Canadians often say they are different from Americans but usually have some difficulty in articulating just what that difference is. We certainly enjoy many of the same kinds of things — baseball, junk food, Facebook, and the like — but there are some cultural aspects that definitely do differentiate us. Let me also acknowledge that these comments are both general and personal. Thinking about this the other day, I realized that I have as many American friends as Canadian. People I respect and have great affection for. At the same time, most Americans in my experience truly believe in their own xenophobic mythology
However, looking at the bigger political picture, I also admit that there are flaws on both sides of our common border. Let’s look at Canada first.

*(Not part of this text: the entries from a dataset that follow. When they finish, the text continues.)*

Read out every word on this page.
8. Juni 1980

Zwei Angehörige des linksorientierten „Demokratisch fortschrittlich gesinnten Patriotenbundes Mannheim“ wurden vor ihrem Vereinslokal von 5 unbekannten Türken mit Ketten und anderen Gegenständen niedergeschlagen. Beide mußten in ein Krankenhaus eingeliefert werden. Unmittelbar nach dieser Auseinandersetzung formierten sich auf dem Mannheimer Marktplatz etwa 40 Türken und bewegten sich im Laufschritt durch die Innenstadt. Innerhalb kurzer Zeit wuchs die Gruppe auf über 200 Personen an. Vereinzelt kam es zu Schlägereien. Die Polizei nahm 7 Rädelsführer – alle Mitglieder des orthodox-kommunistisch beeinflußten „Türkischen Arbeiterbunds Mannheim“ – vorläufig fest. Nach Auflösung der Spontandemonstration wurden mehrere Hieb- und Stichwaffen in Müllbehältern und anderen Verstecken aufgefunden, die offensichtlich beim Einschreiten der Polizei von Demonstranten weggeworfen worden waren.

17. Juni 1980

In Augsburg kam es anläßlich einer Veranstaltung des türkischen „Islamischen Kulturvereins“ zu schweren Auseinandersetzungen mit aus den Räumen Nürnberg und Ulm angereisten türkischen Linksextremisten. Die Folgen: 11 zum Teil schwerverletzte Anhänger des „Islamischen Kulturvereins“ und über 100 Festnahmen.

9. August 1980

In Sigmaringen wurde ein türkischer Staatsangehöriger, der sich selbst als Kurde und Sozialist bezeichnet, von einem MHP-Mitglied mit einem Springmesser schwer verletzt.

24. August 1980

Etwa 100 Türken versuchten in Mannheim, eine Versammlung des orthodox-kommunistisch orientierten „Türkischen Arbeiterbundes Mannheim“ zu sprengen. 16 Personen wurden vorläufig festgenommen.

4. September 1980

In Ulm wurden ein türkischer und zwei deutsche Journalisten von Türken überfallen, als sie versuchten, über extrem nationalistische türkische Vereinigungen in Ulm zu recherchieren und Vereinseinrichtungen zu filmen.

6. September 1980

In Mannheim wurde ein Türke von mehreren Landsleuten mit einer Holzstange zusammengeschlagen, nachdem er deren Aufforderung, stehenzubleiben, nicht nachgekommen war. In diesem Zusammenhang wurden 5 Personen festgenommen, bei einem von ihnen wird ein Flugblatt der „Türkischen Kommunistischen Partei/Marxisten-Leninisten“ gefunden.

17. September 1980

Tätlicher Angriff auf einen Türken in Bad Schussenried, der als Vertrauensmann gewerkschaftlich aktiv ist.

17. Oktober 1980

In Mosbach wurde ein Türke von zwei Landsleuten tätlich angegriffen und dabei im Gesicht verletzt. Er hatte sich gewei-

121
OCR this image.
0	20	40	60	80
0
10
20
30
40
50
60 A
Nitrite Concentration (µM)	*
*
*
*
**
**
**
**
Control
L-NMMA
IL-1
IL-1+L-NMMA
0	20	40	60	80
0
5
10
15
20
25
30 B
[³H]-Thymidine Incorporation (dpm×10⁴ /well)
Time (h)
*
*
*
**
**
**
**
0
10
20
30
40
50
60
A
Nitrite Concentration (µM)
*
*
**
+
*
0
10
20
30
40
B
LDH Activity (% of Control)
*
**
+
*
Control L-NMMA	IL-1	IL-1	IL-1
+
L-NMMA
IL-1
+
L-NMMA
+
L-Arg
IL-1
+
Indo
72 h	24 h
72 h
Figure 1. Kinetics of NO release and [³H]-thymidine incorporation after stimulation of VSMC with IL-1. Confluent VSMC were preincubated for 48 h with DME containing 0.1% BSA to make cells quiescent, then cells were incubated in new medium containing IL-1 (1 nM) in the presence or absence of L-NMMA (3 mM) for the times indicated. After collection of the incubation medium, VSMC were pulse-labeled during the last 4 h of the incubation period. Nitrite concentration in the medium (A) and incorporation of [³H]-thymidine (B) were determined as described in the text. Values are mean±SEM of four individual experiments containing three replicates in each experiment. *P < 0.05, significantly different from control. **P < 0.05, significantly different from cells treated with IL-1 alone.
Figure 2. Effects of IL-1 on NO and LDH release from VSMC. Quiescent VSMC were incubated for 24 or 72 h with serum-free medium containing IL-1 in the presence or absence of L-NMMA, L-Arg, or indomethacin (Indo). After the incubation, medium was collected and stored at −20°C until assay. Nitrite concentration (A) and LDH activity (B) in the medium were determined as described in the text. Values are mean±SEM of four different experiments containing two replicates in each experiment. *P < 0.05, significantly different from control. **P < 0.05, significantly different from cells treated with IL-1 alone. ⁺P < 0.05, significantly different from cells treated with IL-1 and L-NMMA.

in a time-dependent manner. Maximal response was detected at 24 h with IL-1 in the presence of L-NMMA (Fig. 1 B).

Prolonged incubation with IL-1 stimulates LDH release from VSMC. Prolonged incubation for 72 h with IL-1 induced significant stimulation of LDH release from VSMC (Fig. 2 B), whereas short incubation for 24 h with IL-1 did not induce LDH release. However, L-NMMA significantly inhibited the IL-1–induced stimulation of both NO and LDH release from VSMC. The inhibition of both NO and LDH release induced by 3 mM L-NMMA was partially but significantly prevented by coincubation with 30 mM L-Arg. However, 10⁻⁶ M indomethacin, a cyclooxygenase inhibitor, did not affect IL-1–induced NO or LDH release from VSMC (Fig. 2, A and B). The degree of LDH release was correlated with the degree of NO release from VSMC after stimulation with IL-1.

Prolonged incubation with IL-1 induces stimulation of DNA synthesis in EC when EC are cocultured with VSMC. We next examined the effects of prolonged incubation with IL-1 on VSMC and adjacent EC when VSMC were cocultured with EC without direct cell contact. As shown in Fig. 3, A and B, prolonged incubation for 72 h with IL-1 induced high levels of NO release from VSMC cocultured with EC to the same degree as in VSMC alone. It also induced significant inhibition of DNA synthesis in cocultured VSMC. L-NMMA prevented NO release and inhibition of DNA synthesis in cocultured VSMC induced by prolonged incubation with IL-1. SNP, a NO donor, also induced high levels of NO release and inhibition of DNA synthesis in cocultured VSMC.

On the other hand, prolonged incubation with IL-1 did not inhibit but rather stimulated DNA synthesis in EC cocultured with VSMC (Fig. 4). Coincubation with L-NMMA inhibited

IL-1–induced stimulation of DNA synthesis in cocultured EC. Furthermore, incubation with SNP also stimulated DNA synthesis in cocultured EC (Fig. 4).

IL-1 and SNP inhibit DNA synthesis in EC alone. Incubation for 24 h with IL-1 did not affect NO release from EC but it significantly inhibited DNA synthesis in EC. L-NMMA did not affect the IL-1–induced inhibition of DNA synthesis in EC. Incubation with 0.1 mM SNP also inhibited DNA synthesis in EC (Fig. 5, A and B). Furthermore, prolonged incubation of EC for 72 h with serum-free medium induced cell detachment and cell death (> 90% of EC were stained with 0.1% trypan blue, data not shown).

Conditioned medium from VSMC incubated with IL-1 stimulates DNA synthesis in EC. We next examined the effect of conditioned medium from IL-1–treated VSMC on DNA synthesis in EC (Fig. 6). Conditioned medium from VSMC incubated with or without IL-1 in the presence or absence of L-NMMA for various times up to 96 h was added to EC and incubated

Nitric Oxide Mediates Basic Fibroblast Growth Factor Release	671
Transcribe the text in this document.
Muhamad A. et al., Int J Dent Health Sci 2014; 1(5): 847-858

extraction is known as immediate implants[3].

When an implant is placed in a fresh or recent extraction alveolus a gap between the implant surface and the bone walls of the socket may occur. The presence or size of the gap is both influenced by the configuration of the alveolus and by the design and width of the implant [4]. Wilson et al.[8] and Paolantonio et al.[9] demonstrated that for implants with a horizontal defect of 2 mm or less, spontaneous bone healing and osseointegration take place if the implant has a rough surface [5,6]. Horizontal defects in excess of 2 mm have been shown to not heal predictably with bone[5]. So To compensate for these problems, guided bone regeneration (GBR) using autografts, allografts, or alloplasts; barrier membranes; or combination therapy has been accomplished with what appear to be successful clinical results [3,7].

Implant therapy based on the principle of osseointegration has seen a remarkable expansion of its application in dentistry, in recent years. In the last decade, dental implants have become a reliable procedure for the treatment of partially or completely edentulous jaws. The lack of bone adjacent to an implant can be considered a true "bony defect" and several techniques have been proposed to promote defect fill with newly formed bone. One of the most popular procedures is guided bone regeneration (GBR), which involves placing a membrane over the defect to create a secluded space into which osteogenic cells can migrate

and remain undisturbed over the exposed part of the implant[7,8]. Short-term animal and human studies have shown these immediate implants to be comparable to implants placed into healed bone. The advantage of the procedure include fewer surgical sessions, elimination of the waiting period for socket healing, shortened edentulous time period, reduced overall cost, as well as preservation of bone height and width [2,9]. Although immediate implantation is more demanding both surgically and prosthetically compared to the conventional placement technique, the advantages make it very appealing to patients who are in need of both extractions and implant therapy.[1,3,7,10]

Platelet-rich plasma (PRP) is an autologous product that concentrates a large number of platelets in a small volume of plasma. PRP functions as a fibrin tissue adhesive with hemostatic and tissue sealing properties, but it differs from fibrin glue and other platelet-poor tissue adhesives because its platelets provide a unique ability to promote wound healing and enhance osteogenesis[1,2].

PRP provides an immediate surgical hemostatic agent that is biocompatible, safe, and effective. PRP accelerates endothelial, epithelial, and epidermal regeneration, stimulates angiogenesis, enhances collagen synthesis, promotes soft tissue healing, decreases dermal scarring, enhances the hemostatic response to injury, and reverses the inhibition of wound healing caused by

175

We have a parliamentary system that requires the leader and the senior ministers of the governing party to be present to respond to questions from the members of the opposition. Theoretically, this should keep everybody honest. Yet, our Prime Minister’s Office has become more imperious and controlling — especially since the days of Pierre Elliot Trudeau. Even in a minority government we have seen our parliament prorogued twice in order to protect the backside of the governing party. And, currently, the Conservative Party, having garnered only about 35% of the popular vote in the last election can still stonewall investigations into the treatment of prisoners in the Afghanistan engagement. The PCs stay in power because the Liberals and the New Democrats, who should be on the same side of the political spectrum, can’t seem to abide each other and are too fragmented to form a sensible alternative.
However, the House can knock the governing party out if the votes are there. The Liberals have no stomach for an election at the moment so we see a farcical charade go on each day that the house sits and the members jeer at each other during question period. Leaving theatre aside, the members can still work together in committee. The critical element is the fact that a majority vote in the House will carry the day.
In the US, a single Senator can hold up proceedings almost indefinitely. Watching the attempts of the Democratic majority over the past year or so has been an exercise in frustration. Observing Republicans and some Democrats go against the best interests of the public because of the financial clout of corporate interests is truly frightening. Is the voting public that gullible that they will let their representatives get away with that kind of behaviour? I’d like to think not but watching the antics of the ignorant and misinformed (e.g. Palin & the ‘Tea Party’ bigots) can be really depressing.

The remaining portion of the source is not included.